Using the trains is easy, although the number of different kinds of trains can be a bit confusing unless you know that the schedules at a Swiss train station are color coded. The yellow sheet is for departures and the white sheet is for arrivals. Faster trains appear on both of these sheets in red, while the trains in black stop at more stations.
The variety of trains is bewildering at first, but is actually quite simple.
• Regio/Régional (R) trains are local trains. They stop everywhere or almost everywhere, and generally reach into the hinterlands of a major station like Lausanne, but not to the next major station (in this case Geneva). If you are going to a small town, you may transfer at a large station to an R train for the last leg. Often you can use tickets from city public transit on the S system, but ask before trying.
• RE (RegioExpress) trains generally reach from one major station to the next, touching every town of any importance on the way, but don't stop at every wooden platform beside the tracks.
• IR (InterRegio) trains are the workhorses of Swiss transit. They reach across two or three cantons, for instance from Geneva, along Lake Geneva through Vaud, and all the way to Brig at the far end of the Valais.

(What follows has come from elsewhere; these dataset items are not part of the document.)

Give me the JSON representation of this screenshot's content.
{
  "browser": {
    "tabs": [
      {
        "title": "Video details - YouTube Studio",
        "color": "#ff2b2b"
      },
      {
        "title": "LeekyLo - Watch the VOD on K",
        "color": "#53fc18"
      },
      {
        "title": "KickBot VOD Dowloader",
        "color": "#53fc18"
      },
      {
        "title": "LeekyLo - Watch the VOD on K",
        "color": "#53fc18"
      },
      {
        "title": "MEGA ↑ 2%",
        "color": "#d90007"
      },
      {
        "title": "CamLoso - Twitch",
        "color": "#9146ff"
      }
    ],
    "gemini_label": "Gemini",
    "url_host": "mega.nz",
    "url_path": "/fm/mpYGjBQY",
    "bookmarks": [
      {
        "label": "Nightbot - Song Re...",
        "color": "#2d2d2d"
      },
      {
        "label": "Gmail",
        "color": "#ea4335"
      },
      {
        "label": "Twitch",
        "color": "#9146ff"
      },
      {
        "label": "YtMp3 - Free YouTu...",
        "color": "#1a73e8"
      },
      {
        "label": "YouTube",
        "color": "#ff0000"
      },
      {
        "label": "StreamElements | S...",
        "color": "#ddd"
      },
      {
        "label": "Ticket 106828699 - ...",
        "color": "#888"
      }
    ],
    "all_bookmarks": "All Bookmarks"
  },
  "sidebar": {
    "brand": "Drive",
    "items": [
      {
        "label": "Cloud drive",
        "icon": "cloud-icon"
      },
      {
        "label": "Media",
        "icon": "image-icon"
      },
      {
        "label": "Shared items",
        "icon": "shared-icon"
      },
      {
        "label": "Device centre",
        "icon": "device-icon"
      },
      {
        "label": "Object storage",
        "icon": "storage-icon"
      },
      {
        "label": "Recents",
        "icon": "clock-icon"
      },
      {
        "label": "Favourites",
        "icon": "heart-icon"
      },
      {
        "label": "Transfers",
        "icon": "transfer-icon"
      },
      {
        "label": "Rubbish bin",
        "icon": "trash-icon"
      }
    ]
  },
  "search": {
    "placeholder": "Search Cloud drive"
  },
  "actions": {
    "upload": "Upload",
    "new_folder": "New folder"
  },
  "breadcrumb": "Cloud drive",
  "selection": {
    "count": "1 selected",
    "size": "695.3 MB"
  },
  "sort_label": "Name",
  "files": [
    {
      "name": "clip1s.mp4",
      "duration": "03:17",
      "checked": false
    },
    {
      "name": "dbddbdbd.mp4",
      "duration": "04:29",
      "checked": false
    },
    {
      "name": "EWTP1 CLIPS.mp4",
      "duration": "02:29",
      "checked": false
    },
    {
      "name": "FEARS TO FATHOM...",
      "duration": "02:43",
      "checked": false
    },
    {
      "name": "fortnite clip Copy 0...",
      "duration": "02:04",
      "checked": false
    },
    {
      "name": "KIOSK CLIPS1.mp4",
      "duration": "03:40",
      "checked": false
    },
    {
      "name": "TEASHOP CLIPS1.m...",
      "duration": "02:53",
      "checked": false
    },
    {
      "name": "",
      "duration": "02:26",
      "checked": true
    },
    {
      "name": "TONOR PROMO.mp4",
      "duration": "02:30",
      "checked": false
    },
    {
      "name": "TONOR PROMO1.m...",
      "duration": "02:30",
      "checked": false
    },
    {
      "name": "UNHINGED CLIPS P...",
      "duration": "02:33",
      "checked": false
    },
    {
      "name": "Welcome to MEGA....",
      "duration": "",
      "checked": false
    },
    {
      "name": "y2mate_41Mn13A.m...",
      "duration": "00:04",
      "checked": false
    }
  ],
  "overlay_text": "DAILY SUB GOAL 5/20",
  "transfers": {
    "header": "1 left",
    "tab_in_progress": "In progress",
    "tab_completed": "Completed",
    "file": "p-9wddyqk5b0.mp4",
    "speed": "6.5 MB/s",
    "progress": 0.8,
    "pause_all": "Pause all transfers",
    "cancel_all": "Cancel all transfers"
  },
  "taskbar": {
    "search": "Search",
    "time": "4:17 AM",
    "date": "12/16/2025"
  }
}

They only stop at fairly large towns, usually those that boast three or four rail platforms.
• IC (InterCity) trains are express trains with restaurant cars. They are sumptuous and comfortable, often putting vaunted services like the TGV to shame, and make runs between major stations, with occasionally stops at a more minor one where tracks diverge.
• ICN trains (InterCityNeigezug, or Intercity Tilting Train) are the express tilt-trains, as luxurious as the IC trains. They run between major cities like Geneva, Lausanne, Zurich, Biel, and Basel.
Almost nobody in Switzerland pays full fare for the transit system. At the very least they all have a Half-Fare Card (Demi-tarif/Halbtax) which saves you 50% on all national buses and trains and gives a discount on local and private transit systems.
The Swisspass, grants you access to all national bus and rail, all city transit systems, and hefty discount on privately operated boats, cable cars, and ski lifts.